民間航空エンジンのスペアパーツは、主に高温・高速に耐えるタービンブレードディスクなど、エンジンの中心部の部品です。飛行時間に応じた定期交換需要が収益源です。

車両用過給機とは何か

 IHIが主要製品の一つとする車両用過給機は、一般的にターボチャージャーとも呼ばれ、車のエンジンの出力向上と燃費改善(環境負荷低減)に不可欠な装置です。

仕組み

ターボチャージャーは、エンジンからの排気ガス(本来は捨てられるエネルギー)を利用して羽根車(タービン)を高速で回転させます。

 このタービンと同軸でつながっているもう一つの羽根車(コンプレッサー/圧縮機)が、外から吸い込んだ空気を強制的に圧縮し、エンジン(シリンダー)内に大量に送り込みます。

役割とメリット

 エンジンは、燃焼させる空気(酸素)の量が多いほど大きなパワーを生み出せます。ターボチャージャーは、この空気の量を強制的に増やすことで、主に以下のメリットをもたらします。

メリット詳細
出力向上小さな排気量(エンジンサイズ)でも、自然吸気(NA)エンジンよりも大きなパワーとトルクを得ることができます。
燃費向上(ダウンサイジング)同じ出力を得るためにエンジンを小さくできるため、エンジンの軽量化や摩擦損失の低減につながり、燃費が向上します。(過給ダウンサイジング)
排出ガス低減エンジンの効率を高めることで、排気ガス中の有害物質やCO2の排出削減にも貢献します。
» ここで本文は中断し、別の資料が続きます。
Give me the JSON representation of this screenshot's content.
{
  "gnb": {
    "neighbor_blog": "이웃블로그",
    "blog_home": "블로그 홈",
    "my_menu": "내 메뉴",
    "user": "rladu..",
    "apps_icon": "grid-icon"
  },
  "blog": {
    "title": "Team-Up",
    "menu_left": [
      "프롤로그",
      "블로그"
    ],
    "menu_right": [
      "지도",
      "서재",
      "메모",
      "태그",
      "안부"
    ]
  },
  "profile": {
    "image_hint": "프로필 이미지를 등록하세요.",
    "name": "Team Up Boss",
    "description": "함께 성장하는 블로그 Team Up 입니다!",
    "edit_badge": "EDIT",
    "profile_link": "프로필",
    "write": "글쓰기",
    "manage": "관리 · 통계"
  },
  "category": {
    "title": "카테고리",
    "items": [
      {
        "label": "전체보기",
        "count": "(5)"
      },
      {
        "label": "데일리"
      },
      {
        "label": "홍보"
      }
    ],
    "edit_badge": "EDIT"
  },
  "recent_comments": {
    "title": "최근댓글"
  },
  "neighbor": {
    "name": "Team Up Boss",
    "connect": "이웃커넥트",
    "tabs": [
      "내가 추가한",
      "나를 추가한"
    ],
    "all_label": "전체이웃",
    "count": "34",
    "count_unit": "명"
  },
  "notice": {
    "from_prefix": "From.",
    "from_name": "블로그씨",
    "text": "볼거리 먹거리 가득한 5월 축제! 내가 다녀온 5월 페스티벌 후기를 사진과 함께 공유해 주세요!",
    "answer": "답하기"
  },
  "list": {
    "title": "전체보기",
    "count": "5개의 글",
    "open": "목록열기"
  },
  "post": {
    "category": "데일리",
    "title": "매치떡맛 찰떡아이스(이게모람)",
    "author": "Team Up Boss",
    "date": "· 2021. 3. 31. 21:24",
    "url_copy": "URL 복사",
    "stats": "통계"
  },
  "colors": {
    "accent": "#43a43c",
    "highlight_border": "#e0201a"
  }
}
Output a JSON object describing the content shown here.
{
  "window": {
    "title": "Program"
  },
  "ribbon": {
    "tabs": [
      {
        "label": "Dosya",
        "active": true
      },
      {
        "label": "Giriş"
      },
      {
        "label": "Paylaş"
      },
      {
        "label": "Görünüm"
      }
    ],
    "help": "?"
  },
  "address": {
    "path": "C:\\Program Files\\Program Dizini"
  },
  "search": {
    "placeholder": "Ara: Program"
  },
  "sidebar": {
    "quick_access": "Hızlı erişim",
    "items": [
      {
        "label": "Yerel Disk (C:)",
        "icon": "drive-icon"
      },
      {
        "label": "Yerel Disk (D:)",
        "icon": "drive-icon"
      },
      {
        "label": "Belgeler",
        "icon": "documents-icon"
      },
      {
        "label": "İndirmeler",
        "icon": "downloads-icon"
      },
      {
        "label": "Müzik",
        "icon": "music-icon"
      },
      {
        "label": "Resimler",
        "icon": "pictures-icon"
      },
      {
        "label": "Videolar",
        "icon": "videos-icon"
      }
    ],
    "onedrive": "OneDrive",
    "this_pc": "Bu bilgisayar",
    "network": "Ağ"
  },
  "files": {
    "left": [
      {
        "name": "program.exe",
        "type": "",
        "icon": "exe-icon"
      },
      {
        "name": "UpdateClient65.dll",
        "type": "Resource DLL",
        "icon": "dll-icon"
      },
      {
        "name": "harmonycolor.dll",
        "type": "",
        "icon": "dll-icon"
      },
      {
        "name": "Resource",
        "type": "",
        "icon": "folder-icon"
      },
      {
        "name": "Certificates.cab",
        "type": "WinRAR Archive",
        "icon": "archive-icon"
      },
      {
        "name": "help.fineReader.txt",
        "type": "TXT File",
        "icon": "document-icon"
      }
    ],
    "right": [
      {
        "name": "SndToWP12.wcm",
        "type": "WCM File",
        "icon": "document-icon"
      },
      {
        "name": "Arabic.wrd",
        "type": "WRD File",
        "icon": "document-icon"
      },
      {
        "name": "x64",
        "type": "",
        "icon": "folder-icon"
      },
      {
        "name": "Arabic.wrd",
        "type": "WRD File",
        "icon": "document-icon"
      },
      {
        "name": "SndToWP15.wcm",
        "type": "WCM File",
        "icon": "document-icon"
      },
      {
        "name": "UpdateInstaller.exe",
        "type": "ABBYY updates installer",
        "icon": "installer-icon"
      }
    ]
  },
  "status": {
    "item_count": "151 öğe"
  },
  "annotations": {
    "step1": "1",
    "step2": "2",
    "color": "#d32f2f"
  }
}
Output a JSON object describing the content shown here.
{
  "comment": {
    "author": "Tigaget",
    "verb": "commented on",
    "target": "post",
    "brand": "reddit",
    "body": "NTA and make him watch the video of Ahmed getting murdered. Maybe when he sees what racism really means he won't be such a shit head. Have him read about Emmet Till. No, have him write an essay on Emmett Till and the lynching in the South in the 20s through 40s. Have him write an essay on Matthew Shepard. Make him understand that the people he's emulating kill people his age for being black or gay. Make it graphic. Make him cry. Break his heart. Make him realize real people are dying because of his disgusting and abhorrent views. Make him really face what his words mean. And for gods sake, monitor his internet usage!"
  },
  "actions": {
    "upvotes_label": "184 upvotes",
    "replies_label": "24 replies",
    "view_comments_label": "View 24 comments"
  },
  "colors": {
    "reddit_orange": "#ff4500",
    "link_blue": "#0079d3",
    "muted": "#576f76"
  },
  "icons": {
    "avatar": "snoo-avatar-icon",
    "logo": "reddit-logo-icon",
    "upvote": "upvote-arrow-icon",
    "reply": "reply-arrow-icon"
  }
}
 IHIは、この車両用過給機(ターボチャージャー)の分野で長年の実績があり、全世界での累計生産台数は1億台を超えるなど、グローバルに事業を展開しています。

車両用過給機(ターボチャージャー)は、排気ガスのエネルギーを利用して空気を圧縮し、エンジンに強制的に送り込む装置です。小さなエンジンで高出力を得て燃費を向上させます。